1583 - Council of Constantinople (Pan-Orthodox Synod), convened and presided over by Ecumenical Patriarch Jeremiah II, called the Illustrious, of Constantinople, and attended by Patriarchs Sylvester of Alexandria and Sophronius of Jerusalem and several other bishops, condemns those who uncanonically and heretically insert the filioque clause in the Nicene creed, thereby believing that the Holy Spirit proceeds essentially and hypostatically from both the Father and the Son, rather than essentially from the Father alone, and from the Father and Son together only in a temporal sense; those who do not administer both the body and blood in the Eucharist, bur rather only the body, claiming that it is sufficient, although Christ administered both kinds; those who administer the body in the form of unleavened bread, contrary to the gospels and ancient tradition; those who perform the mystery of holy baptism by sprinkling, rather than by triple immersion; those who believe that at the Second Coming the Lord will judge only bodies and not also souls, or embodied souls; that Christians who had failed to repent on earth go to a mythical purgatory where they are cleansed by fire before entering paradise, or that hell is not everlasting but only temporary, as in the teachings of Origen; that the Pope of Rome, rather than the Lord Jesus Christ, is the head of the Church, and supposedly has certain rights to admit people into paradise by way of indulgences, passports or licenses to sin; and those who trample upon the decrees of the First Ecumenical Council of Nicea by adopting the unorthodox Gregorian Paschalion and Menologion (i.e. the new calendar).

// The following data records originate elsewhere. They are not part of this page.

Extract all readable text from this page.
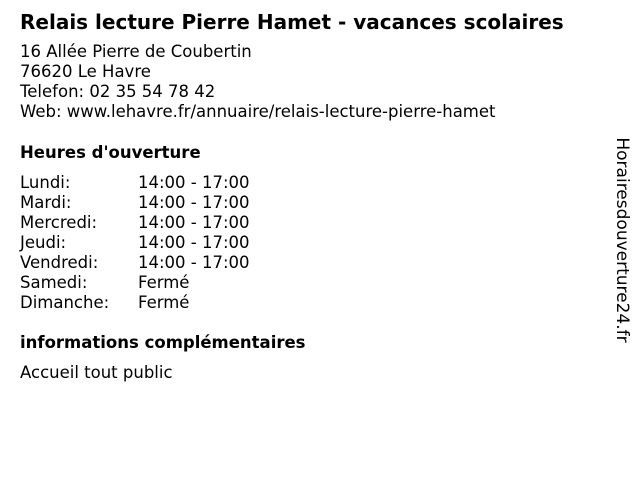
Relais lecture Pierre Hamet - vacances scolaires
16 Allée Pierre de Coubertin
76620 Le Havre
Telefon: 02 35 54 78 42
Web: www.lehavre.fr/annuaire/relais-lecture-pierre-hamet
Heures d'ouverture
Lundi:	14:00 - 17:00
Mardi:	14:00 - 17:00
Mercredi:	14:00 - 17:00
Jeudi:	14:00 - 17:00
Vendredi:	14:00 - 17:00
Samedi:	Fermé
Dimanche:	Fermé
informations complémentaires
Accueil tout public
Horairesdouverture24.fr
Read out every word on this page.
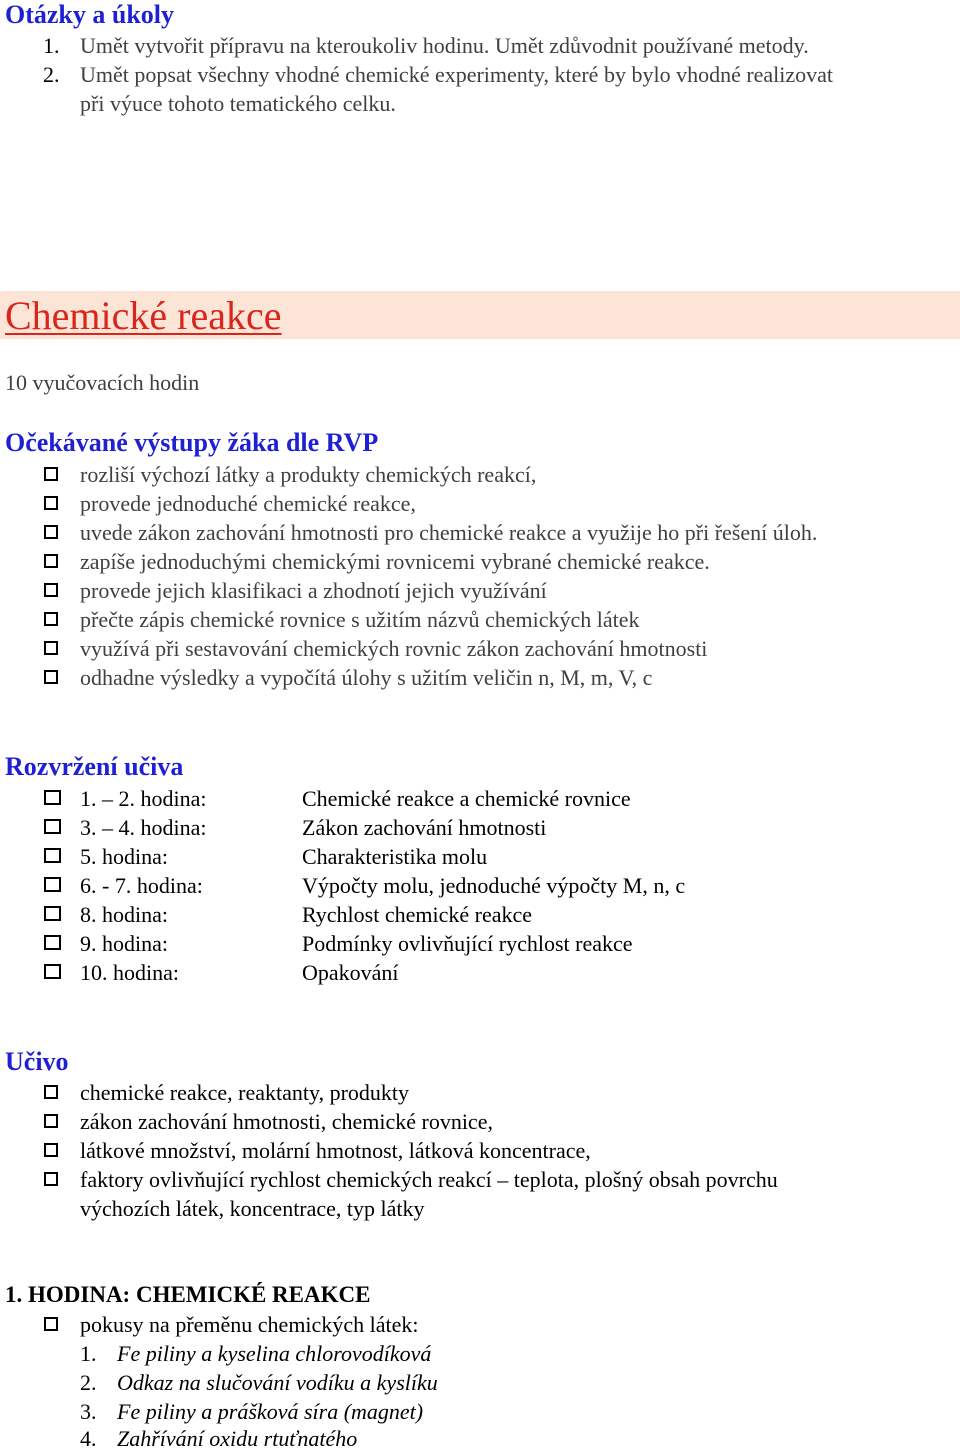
Otázky a úkoly
1. Umět vytvořit přípravu na kteroukoliv hodinu. Umět zdůvodnit používané metody.
2. Umět popsat všechny vhodné chemické experimenty, které by bylo vhodné realizovat
při výuce tohoto tematického celku.
Chemické reakce
10 vyučovacích hodin
Očekávané výstupy žáka dle RVP
rozliší výchozí látky a produkty chemických reakcí,
provede jednoduché chemické reakce,
uvede zákon zachování hmotnosti pro chemické reakce a využije ho při řešení úloh.
zapíše jednoduchými chemickými rovnicemi vybrané chemické reakce.
provede jejich klasifikaci a zhodnotí jejich využívání
přečte zápis chemické rovnice s užitím názvů chemických látek
využívá při sestavování chemických rovnic zákon zachování hmotnosti
odhadne výsledky a vypočítá úlohy s užitím veličin n, M, m, V, c
Rozvržení učiva
1. – 2. hodina:	Chemické reakce a chemické rovnice
3. – 4. hodina:	Zákon zachování hmotnosti
5. hodina:	Charakteristika molu
6. - 7. hodina:	Výpočty molu, jednoduché výpočty M, n, c
8. hodina:	Rychlost chemické reakce
9. hodina:	Podmínky ovlivňující rychlost reakce
10. hodina:	Opakování
Učivo
chemické reakce, reaktanty, produkty
zákon zachování hmotnosti, chemické rovnice,
látkové množství, molární hmotnost, látková koncentrace,
faktory ovlivňující rychlost chemických reakcí – teplota, plošný obsah povrchu
výchozích látek, koncentrace, typ látky
1. HODINA: CHEMICKÉ REAKCE
pokusy na přeměnu chemických látek:
1. Fe piliny a kyselina chlorovodíková
2. Odkaz na slučování vodíku a kyslíku
3. Fe piliny a prášková síra (magnet)
4. Zahřívání oxidu rtuťnatého
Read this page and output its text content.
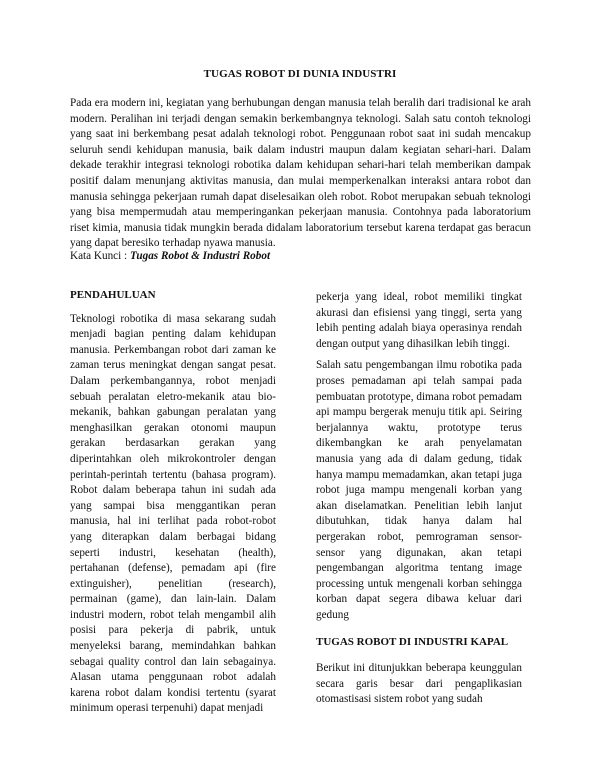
TUGAS ROBOT DI DUNIA INDUSTRI

Pada era modern ini, kegiatan yang berhubungan dengan manusia telah beralih dari tradisional ke arah modern. Peralihan ini terjadi dengan semakin berkembangnya teknologi. Salah satu contoh teknologi yang saat ini berkembang pesat adalah teknologi robot. Penggunaan robot saat ini sudah mencakup seluruh sendi kehidupan manusia, baik dalam industri maupun dalam kegiatan sehari-hari. Dalam dekade terakhir integrasi teknologi robotika dalam kehidupan sehari-hari telah memberikan dampak positif dalam menunjang aktivitas manusia, dan mulai memperkenalkan interaksi antara robot dan manusia sehingga pekerjaan rumah dapat diselesaikan oleh robot. Robot merupakan sebuah teknologi yang bisa mempermudah atau memperingankan pekerjaan manusia. Contohnya pada laboratorium riset kimia, manusia tidak mungkin berada didalam laboratorium tersebut karena terdapat gas beracun yang dapat beresiko terhadap nyawa manusia.

Kata Kunci : Tugas Robot & Industri Robot
PENDAHULUAN

Teknologi robotika di masa sekarang sudah menjadi bagian penting dalam kehidupan manusia. Perkembangan robot dari zaman ke zaman terus meningkat dengan sangat pesat. Dalam perkembangannya, robot menjadi sebuah peralatan eletro-mekanik atau bio-mekanik, bahkan gabungan peralatan yang menghasilkan gerakan otonomi maupun gerakan berdasarkan gerakan yang diperintahkan oleh mikrokontroler dengan perintah-perintah tertentu (bahasa program). Robot dalam beberapa tahun ini sudah ada yang sampai bisa menggantikan peran manusia, hal ini terlihat pada robot-robot yang diterapkan dalam berbagai bidang seperti industri, kesehatan (health), pertahanan (defense), pemadam api (fire extinguisher), penelitian (research), permainan (game), dan lain-lain. Dalam industri modern, robot telah mengambil alih posisi para pekerja di pabrik, untuk menyeleksi barang, memindahkan bahkan sebagai quality control dan lain sebagainya. Alasan utama penggunaan robot adalah karena robot dalam kondisi tertentu (syarat minimum operasi terpenuhi) dapat menjadi

pekerja yang ideal, robot memiliki tingkat akurasi dan efisiensi yang tinggi, serta yang lebih penting adalah biaya operasinya rendah dengan output yang dihasilkan lebih tinggi.

Salah satu pengembangan ilmu robotika pada proses pemadaman api telah sampai pada pembuatan prototype, dimana robot pemadam api mampu bergerak menuju titik api. Seiring berjalannya waktu, prototype terus dikembangkan ke arah penyelamatan manusia yang ada di dalam gedung, tidak hanya mampu memadamkan, akan tetapi juga robot juga mampu mengenali korban yang akan diselamatkan. Penelitian lebih lanjut dibutuhkan, tidak hanya dalam hal pergerakan robot, pemrograman sensor-sensor yang digunakan, akan tetapi pengembangan algoritma tentang image processing untuk mengenali korban sehingga korban dapat segera dibawa keluar dari gedung

TUGAS ROBOT DI INDUSTRI KAPAL

Berikut ini ditunjukkan beberapa keunggulan secara garis besar dari pengaplikasian otomastisasi sistem robot yang sudah
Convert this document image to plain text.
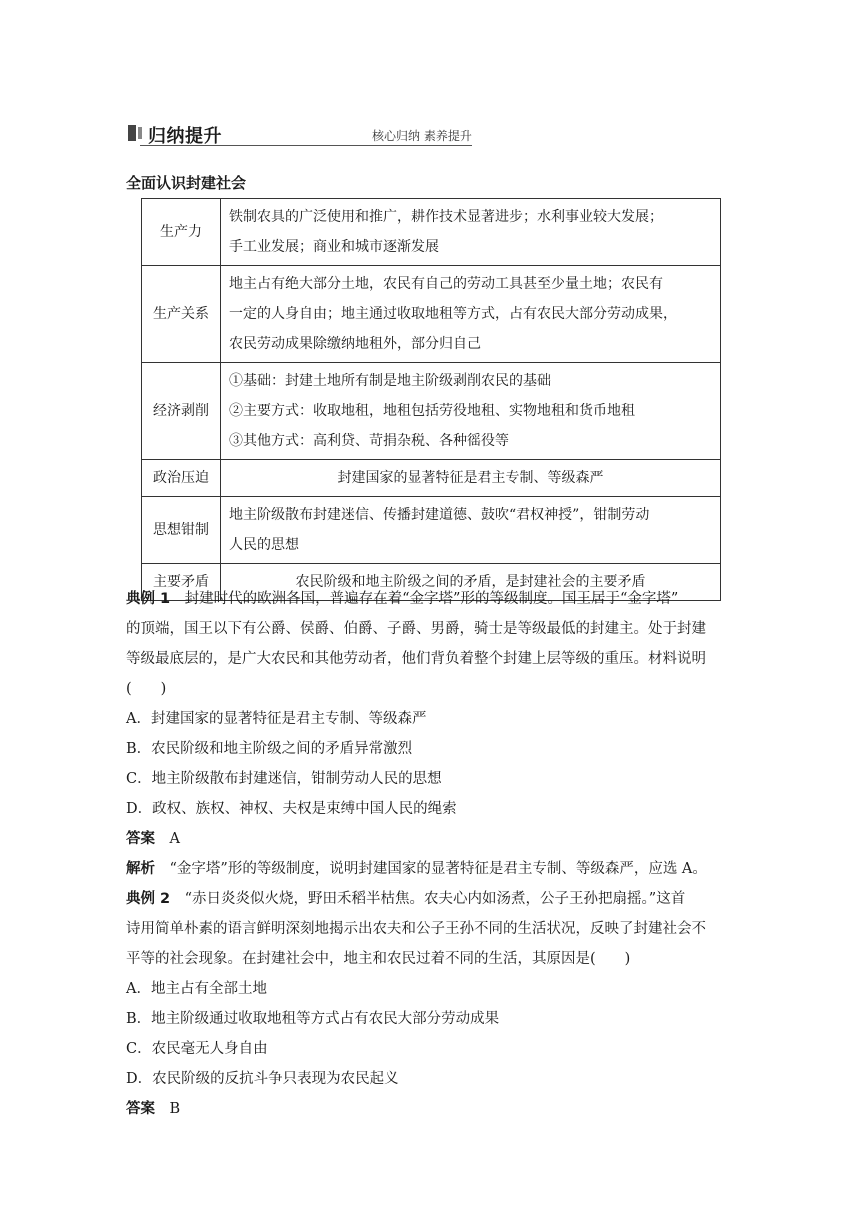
归纳提升	核心归纳 素养提升
全面认识封建社会
生产力	铁制农具的广泛使用和推广，耕作技术显著进步；水利事业较大发展；
手工业发展；商业和城市逐渐发展

生产关系	地主占有绝大部分土地，农民有自己的劳动工具甚至少量土地；农民有
一定的人身自由；地主通过收取地租等方式，占有农民大部分劳动成果，
农民劳动成果除缴纳地租外，部分归自己

经济剥削	①基础：封建土地所有制是地主阶级剥削农民的基础
②主要方式：收取地租，地租包括劳役地租、实物地租和货币地租
③其他方式：高利贷、苛捐杂税、各种徭役等

政治压迫	封建国家的显著特征是君主专制、等级森严

思想钳制	地主阶级散布封建迷信、传播封建道德、鼓吹“君权神授”，钳制劳动
人民的思想

主要矛盾	农民阶级和地主阶级之间的矛盾，是封建社会的主要矛盾
典例 1　 封建时代的欧洲各国，普遍存在着“金字塔”形的等级制度。国王居于“金字塔”
的顶端，国王以下有公爵、侯爵、伯爵、子爵、男爵，骑士是等级最低的封建主。处于封建
等级最底层的，是广大农民和其他劳动者，他们背负着整个封建上层等级的重压。材料说明
(　　)
A．封建国家的显著特征是君主专制、等级森严
B．农民阶级和地主阶级之间的矛盾异常激烈
C．地主阶级散布封建迷信，钳制劳动人民的思想
D．政权、族权、神权、夫权是束缚中国人民的绳索
答案　 A
解析　 “金字塔”形的等级制度，说明封建国家的显著特征是君主专制、等级森严，应选 A。
典例 2　 “赤日炎炎似火烧，野田禾稻半枯焦。农夫心内如汤煮，公子王孙把扇摇。”这首
诗用简单朴素的语言鲜明深刻地揭示出农夫和公子王孙不同的生活状况，反映了封建社会不
平等的社会现象。在封建社会中，地主和农民过着不同的生活，其原因是(　　)
A．地主占有全部土地
B．地主阶级通过收取地租等方式占有农民大部分劳动成果
C．农民毫无人身自由
D．农民阶级的反抗斗争只表现为农民起义
答案　 B
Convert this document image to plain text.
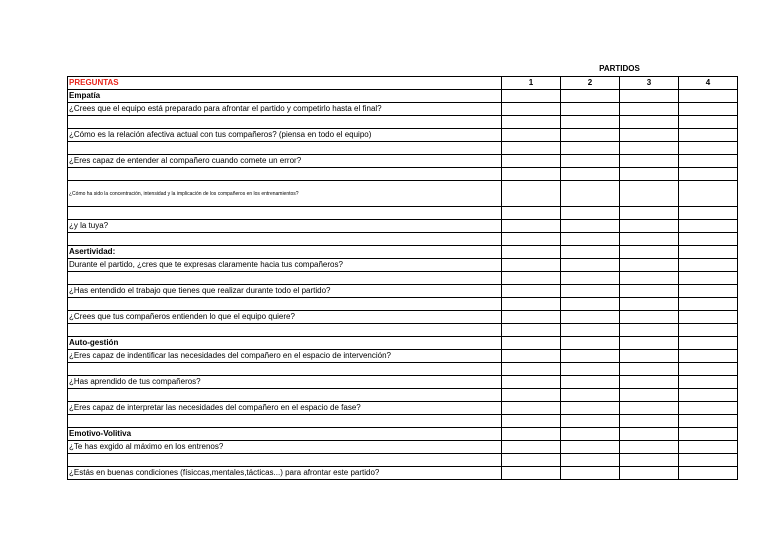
PARTIDOS
PREGUNTAS	1	2	3	4
Empatía				
¿Crees que el equipo está preparado para afrontar el partido y competirlo hasta el final?				

¿Cómo es la relación afectiva actual con tus compañeros? (piensa en todo el equipo)				

¿Eres capaz de entender al compañero cuando comete un error?				

¿Cómo ha sido la concentración, intensidad y la implicación de los compañeros en los entrenamientos?				

¿y la tuya?				

Asertividad:				
Durante el partido, ¿cres que te expresas claramente hacia tus compañeros?				

¿Has entendido el trabajo que tienes que realizar durante todo el partido?				

¿Crees que tus compañeros entienden lo que el equipo quiere?				

Auto-gestión				
¿Eres capaz de indentificar las necesidades del compañero en el espacio de intervención?				

¿Has aprendido de tus compañeros?				

¿Eres capaz de interpretar las necesidades del compañero en el espacio de fase?				

Emotivo-Volitiva				
¿Te has exgido al máximo en los entrenos?				

¿Estás en buenas condiciones (físiccas,mentales,tácticas...) para afrontar este partido?				
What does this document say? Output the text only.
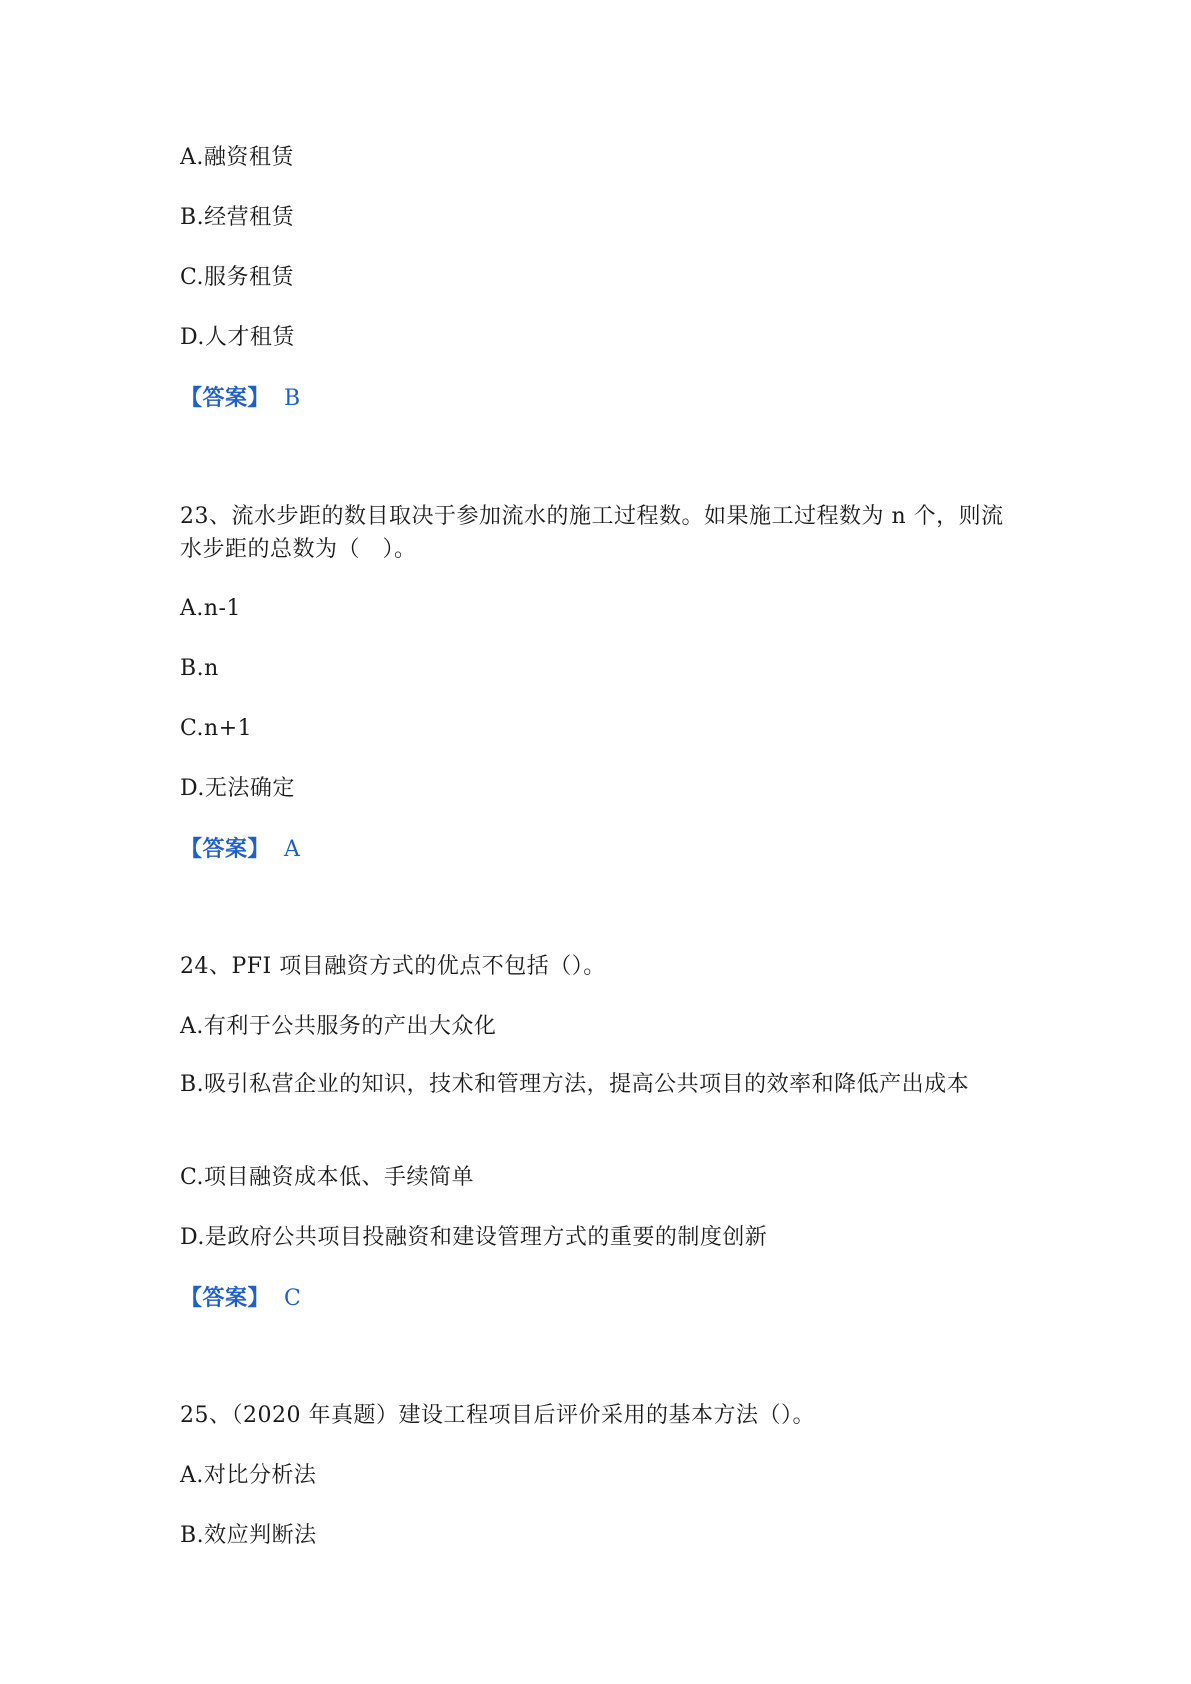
A.融资租赁
B.经营租赁
C.服务租赁
D.人才租赁
【答案】 B
23、流水步距的数目取决于参加流水的施工过程数。如果施工过程数为 n 个，则流水步距的总数为（　）。
A.n-1
B.n
C.n+1
D.无法确定
【答案】 A
24、PFI 项目融资方式的优点不包括（）。
A.有利于公共服务的产出大众化
B.吸引私营企业的知识，技术和管理方法，提高公共项目的效率和降低产出成本
C.项目融资成本低、手续简单
D.是政府公共项目投融资和建设管理方式的重要的制度创新
【答案】 C
25、（2020 年真题）建设工程项目后评价采用的基本方法（）。
A.对比分析法
B.效应判断法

Its text can be found here.

1587 - Council of Constantinople (Pan-Orthodox Synod), convened and presided over by Ecumenical Patriarch Jeremiah II and attended by Patriarchs Sylvester of Alexandria, Joachim V of Antioch, Sophronius of Jerusalem and several bishops, condemns any attempt to adopt the new, papal, Gregorian calendar or to revise the Julian calendar.

1593 - Council of Constantinople (Pan-Orthodox Synod), convened by Russian Emperor Theodore I, presided over by Ecumenical Patriarch Jeremiah II, and attended by Patriarchs Meletius Pegas of Alexandria, Joachim VI of Antioch, Sophronius of Jerusalem, Job of Moscow and several bishops, condemns the use of the new, Gregorian calendar.